When an unknown band from Manchester makes revolutionary, personalised video content, you know your brand needs to up its content game
What did you do last night?
I could tell you that I was hitting the bars and clubs of London’s West End. Or taking a stroll along the Southbank to catch something at the National Theatre.
In reality, I was sitting on my sofa registering my IKEA Family card.
After tapping in my membership number, the screen widened and a video started playing. A train rolled into a station and a cheerful man wearing glasses starting waving. “James!” he called out, welcoming me by name.
Perhaps I’m a sucker, but I smiled.
The man introduced himself: “Hi, I’m Lars. Welcome to Ålmhult.”
The small town of Ålmhult (population circa 9,000) lies in the south of Sweden and is the home of the first IKEA store, opened in 1958. The video was a walking tour of the town, hosted by Lars and made to welcome me to the retailer’s loyalty scheme.
The name thing was fun, but easy enough to tailor I suppose. (It did make me wonder how many names they had recorded in order to cover their bases.)
But there was more to come. The video had requested access to my computer’s microphone – and now I could see why. Lars took me through how to pronounce IKEA with a proper Swedish accent (“Ee-kee-yah”) and rated my effort. It was beginning to feel like one of those ‘choose your own path’ adventure books. Undoubtedly effective though, and pulled off with the kind of aplomb you would expect from design experts.
“Would you like tea or coffee?” Lars poured from the pot accordingly. “Which free gift would you like?” And on it went.
A content gimmick it may be, but a thoroughly engaging one.
And the idea is increasingly common. Manchester band Shaking Chains have released new single called Midnight Oil. The video is uniquely tailored so that it changes each time you watch it.
A clever algorithm grabs short clips from YouTube based on an ever-changing set of search terms that relate to lyrics of the song.
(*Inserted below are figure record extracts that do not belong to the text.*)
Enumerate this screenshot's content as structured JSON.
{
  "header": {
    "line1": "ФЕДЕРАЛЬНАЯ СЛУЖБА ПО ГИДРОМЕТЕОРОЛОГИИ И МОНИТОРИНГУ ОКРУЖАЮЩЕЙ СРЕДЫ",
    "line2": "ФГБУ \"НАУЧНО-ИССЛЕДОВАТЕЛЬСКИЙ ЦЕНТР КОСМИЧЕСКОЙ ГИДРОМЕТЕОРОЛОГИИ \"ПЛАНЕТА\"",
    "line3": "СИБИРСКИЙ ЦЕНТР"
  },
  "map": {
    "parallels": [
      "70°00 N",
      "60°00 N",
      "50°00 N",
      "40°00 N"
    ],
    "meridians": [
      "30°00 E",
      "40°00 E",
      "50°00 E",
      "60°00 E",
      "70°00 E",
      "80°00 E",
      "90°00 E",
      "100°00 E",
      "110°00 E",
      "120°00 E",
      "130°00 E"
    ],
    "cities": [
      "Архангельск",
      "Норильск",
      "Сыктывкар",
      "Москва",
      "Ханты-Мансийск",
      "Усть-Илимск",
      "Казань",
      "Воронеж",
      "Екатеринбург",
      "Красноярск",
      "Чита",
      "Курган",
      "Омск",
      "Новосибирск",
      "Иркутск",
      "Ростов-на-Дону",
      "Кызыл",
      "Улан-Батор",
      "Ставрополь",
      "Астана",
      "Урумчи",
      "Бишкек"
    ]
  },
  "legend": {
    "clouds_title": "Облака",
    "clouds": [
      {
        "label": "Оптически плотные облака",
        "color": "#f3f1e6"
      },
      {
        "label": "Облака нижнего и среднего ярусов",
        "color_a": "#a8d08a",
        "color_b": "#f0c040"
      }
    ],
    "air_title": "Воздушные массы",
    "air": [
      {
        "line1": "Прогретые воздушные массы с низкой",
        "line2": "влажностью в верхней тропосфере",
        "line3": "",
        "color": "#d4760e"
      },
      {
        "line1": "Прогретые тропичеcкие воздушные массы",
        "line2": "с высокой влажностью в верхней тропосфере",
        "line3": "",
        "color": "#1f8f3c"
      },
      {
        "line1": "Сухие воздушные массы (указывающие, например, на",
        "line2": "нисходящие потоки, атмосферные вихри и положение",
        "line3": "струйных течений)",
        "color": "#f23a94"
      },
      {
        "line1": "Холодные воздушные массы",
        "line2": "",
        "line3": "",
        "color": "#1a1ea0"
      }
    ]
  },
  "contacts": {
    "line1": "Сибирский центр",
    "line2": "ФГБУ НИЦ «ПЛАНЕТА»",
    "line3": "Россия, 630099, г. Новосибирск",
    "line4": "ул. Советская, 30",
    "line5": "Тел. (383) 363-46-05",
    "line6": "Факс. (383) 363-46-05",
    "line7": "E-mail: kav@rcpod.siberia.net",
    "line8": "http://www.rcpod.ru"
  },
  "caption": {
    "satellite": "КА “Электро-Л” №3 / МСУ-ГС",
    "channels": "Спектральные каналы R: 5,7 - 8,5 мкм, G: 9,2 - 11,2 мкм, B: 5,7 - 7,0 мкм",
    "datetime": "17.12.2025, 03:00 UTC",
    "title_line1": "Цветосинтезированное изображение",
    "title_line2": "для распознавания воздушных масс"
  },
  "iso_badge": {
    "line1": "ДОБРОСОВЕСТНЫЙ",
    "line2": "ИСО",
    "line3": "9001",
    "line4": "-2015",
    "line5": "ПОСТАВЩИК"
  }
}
The first time I watched it, the video threw up a dog in a bear costume, fashion models falling over on the runway, CCTV footage, wrestling video games and hanging cow carcasses.
The second time, there was indeed a different set of bizarre clips – the same rattling rockabilly song playing all the while. You can have a go yourself here.
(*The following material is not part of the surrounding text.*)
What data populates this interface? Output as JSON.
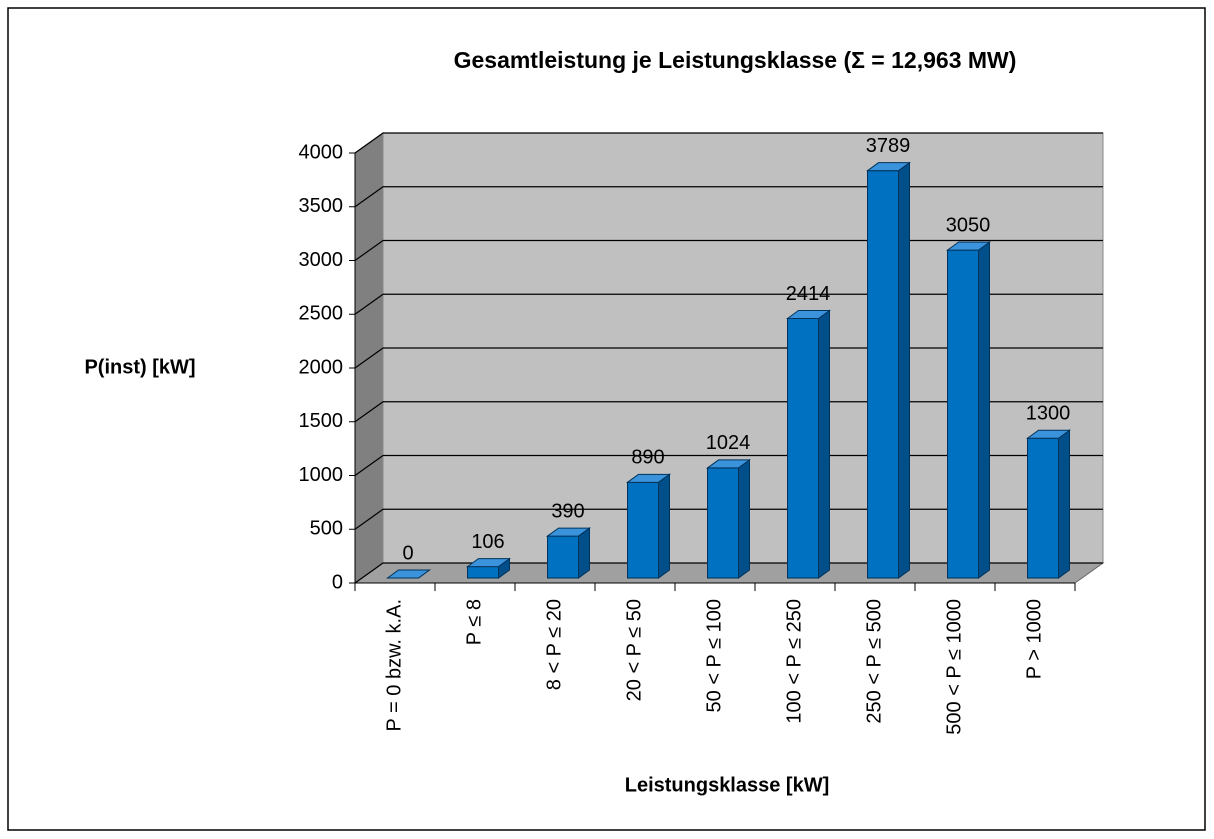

How can content marketers get on board?
Totally unique content is a tough trick to pull off. But the rewards are there. Both of these videos have nailed the wonder factor that personalised content can deliver.
In the case of the music video, machine learning is now being introduced so that the video will start to produce its own search terms – and therefore new video clips.
For content marketers, the challenge is to find a way of making videos for clients that is both unique and engaging. Automation and location-specific content is already widespread, but not to the extent of being individual – can it go further?
There are plenty of analytics available to inform you of the demographics, likes and dislikes of your audience – how can you leverage such insight for your content? Targeted and programmatic ads are now the norm (e.g. search for vacuum cleaners on Google and up pop Hoover ads next time you’re on Facebook) – turning that insight into tailored content can be the next step.
You might expect the marketing heft of IKEA to come up with inspired content. But if a new band outthinks the world’s marketing brains – and gets me off my sofa – you know the gauntlet’s been thrown down.